Role-play cases simulate real clinical practice to guide how candidates respond to clinical scenarios and real life practice.

You are a doctor in your routine clinic, ready to begin your day of consultations. A patient has been booked to see you,

Name: Mr Marcus Namon

Age: 28 years Male

Past Medical History: Obesity Stage 2, Early Osteoarthritis (both knees).

Occupation: Professional eSports (Online gamer)

Medication History: Topical analgesia. NKDA


Medical Notes:

First contact MSK clinic, Today:
Seen with left elbow pain 2weeks, worsening. No associated factor. Lives alone, little exercise – BMI 32Kg/m2. Vital signs normal.
Examination: Tender over the lateral epicondyle, worse on resisted wrist extension and supination. Left arm normal tone and power. Normal sensation and full range of movement of the wrist, elbow and shoulder.

Good ROM in the neck, no neck tenderness.

Given exercises and PIL

Appear unhappy that he wasn’t seeing a GP, asking for second opinion.

These are the key issues in this clinical scenario.

Key Issues:


  1.  The clinical management has to be up to date with current practice and relevant to the patient. The doctor should employ principles of shared management when offering options to the patient.

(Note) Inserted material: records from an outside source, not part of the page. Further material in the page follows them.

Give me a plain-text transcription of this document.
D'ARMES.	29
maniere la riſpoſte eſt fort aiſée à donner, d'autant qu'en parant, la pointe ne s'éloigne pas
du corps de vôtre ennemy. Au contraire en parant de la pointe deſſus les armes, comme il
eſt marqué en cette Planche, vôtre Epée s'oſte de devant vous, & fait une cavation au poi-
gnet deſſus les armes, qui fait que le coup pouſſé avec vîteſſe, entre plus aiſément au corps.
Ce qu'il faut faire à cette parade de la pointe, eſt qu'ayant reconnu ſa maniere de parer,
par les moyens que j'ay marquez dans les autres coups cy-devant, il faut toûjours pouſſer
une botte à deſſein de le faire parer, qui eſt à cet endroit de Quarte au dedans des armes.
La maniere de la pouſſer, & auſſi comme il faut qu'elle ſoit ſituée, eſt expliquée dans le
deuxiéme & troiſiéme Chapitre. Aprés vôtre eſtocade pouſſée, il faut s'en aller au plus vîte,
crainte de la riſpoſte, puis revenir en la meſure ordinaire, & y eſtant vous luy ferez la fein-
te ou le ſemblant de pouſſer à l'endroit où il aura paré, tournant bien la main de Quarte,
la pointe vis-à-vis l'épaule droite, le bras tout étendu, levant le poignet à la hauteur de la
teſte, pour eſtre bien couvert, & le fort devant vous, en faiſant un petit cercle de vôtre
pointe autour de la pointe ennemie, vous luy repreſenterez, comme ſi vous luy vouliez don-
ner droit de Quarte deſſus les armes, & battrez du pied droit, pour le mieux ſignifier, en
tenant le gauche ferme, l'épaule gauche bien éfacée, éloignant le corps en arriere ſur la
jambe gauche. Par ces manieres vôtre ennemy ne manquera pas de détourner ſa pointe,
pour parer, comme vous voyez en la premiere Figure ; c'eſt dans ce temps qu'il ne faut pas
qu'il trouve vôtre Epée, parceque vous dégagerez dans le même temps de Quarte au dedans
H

  2. Important to note and incorporate the social history and context in your management. Factors that influenced lifestyle, and precipitated known and new medical conditions should be addressed. The patient is a professional eSports, social isolation as a migrant, income and entertainment needs of the patient. 

  3. Demonstrate understanding that professional sport people find it difficult to stop playing sports or he hesitant to take a break. It is their lifestyle and a source of income. 

  4. The doctor should be able to demonstrate and explain the various options for clinical management of tennis elbow, if the initial steps do not work. 

  5. The doctor should be show acknowledge the patient's frustrations with getting appointments and explain to patient that the clinical assessment from the non-GP staff was appropriate.